Our findings are also in line with a previous 52-week study comparing twice-daily, single-inhaler BDP/FOR/GB triple therapy with twice-daily BDP/FOR plus tiotropium using multiple inhalers, which showed non-inferiority for the single-inhaler formulation based on change from baseline in pre-dose FEV1 (between-treatment difference: − 3 mL [95% CI -33, 27]) [12]. The incidence of AEs and SAEs with FF/UMEC/VI observed in this study (48% and 10%, respectively) was higher than the incidences observed with FF/UMEC/VI in the FULFIL trial (39% and 5%, respectively). The current study was designed to recruit a population with higher disease burden and exacerbation risk, compared to the population recruited to the FULFIL trial [10], which likely accounts for the differences seen in adverse event reporting between the two studies. These differences are therefore not considered to be clinically relevant. The incidence of pneumonia AESI in the FF/UMEC/VI group in the current study was relatively low (3%) despite 16% of patients enrolled in this group having a history of pneumonia.

A once-daily, single-inhaler treatment regimen offers a simplified dosing option that may provide a number of benefits to patients with COPD, such as reducing the number of obligatory co-pays in markets where patients are required to subsidize the cost of their medicines. A single-inhaler regimen may also help to ensure that the prescribed combination is delivered consistently and reduce the risk of inhaler errors [19,20,21]. This may improve patient adherence and outcomes, and reduce associated healthcare costs. However, in the current study, patients in both groups received their assigned study treatment using double-dummy blind inhalers, and so we were unable to directly assess the impact on adherence of a simplified single-inhaler triple therapy regimen versus the same treatments delivered using two inhalers. Nevertheless, as numerical treatment differences in favor of FF/VI/UMEC versus UMEC+FF/VI were consistently observed in the ITT population for both mean change from baseline in FEV1 and SGRQ total score, it is possible that a more pragmatic, real-world efficacy study might demonstrate such efficacy benefits.
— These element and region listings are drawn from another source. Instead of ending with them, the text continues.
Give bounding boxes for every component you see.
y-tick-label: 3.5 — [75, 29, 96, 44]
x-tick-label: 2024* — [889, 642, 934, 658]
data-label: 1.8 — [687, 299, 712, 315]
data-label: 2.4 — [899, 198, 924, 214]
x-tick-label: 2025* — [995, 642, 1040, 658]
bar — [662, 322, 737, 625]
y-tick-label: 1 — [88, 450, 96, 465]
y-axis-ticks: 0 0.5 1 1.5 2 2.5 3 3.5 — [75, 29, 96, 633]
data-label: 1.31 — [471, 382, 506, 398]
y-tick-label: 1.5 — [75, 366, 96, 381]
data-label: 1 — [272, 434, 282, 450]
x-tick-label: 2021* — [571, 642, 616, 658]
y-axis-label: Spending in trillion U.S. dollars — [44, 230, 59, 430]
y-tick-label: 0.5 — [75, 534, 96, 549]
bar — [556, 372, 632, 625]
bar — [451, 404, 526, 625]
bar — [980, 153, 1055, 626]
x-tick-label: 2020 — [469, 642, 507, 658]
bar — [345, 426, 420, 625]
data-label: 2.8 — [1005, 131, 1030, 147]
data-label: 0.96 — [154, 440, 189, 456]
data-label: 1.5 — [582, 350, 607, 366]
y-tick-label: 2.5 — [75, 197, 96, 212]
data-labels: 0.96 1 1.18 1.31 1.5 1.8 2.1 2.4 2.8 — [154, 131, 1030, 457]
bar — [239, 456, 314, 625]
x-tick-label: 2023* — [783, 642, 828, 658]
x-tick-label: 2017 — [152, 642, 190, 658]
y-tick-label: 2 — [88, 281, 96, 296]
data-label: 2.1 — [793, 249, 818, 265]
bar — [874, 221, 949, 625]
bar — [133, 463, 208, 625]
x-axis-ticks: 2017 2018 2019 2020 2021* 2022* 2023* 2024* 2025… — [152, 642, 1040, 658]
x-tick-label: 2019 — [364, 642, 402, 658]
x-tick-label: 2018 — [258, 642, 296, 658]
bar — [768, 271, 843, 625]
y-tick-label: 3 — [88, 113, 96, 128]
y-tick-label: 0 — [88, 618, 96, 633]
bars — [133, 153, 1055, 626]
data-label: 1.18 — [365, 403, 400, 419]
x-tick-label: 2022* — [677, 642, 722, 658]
Our results are specific to FF/UMEC/VI administered using the ELLIPTA inhaler, so similar clinical findings may not be observed when different molecules or inhaler devices are combined. Another study limitation was the lack of a control group receiving dual ICS/LABA or LAMA/LABA therapy, although a dual therapy control group was included in the FULFIL and forthcoming IMPACT trials [10, 22]. A potential study strength was that 80% of enrolled patients continued their existing dual, triple or quadruple combination therapies during the 2-week run-in period, and 67% continued to remain at high risk of exacerbations. This meant that the study population more closely resembled a real-world COPD population who may benefit most from the simplicity afforded by a once-daily, single-inhaler triple therapy regimen.

Conclusions

This study showed that single-inhaler FF/UMEC/VI 100 μg/62.5 μg/25 μg was non-inferior to FF/VI 100 μg/25 μg plus UMEC 62.5 μg based on change from baseline in trough FEV1 at Week 24 in patients with advanced COPD. Our findings confirm that single-inhaler triple therapy with FF/UMEC/VI offers similar efficacy, health-related quality of life, and safety benefits as the same triple therapy administered using two inhalers.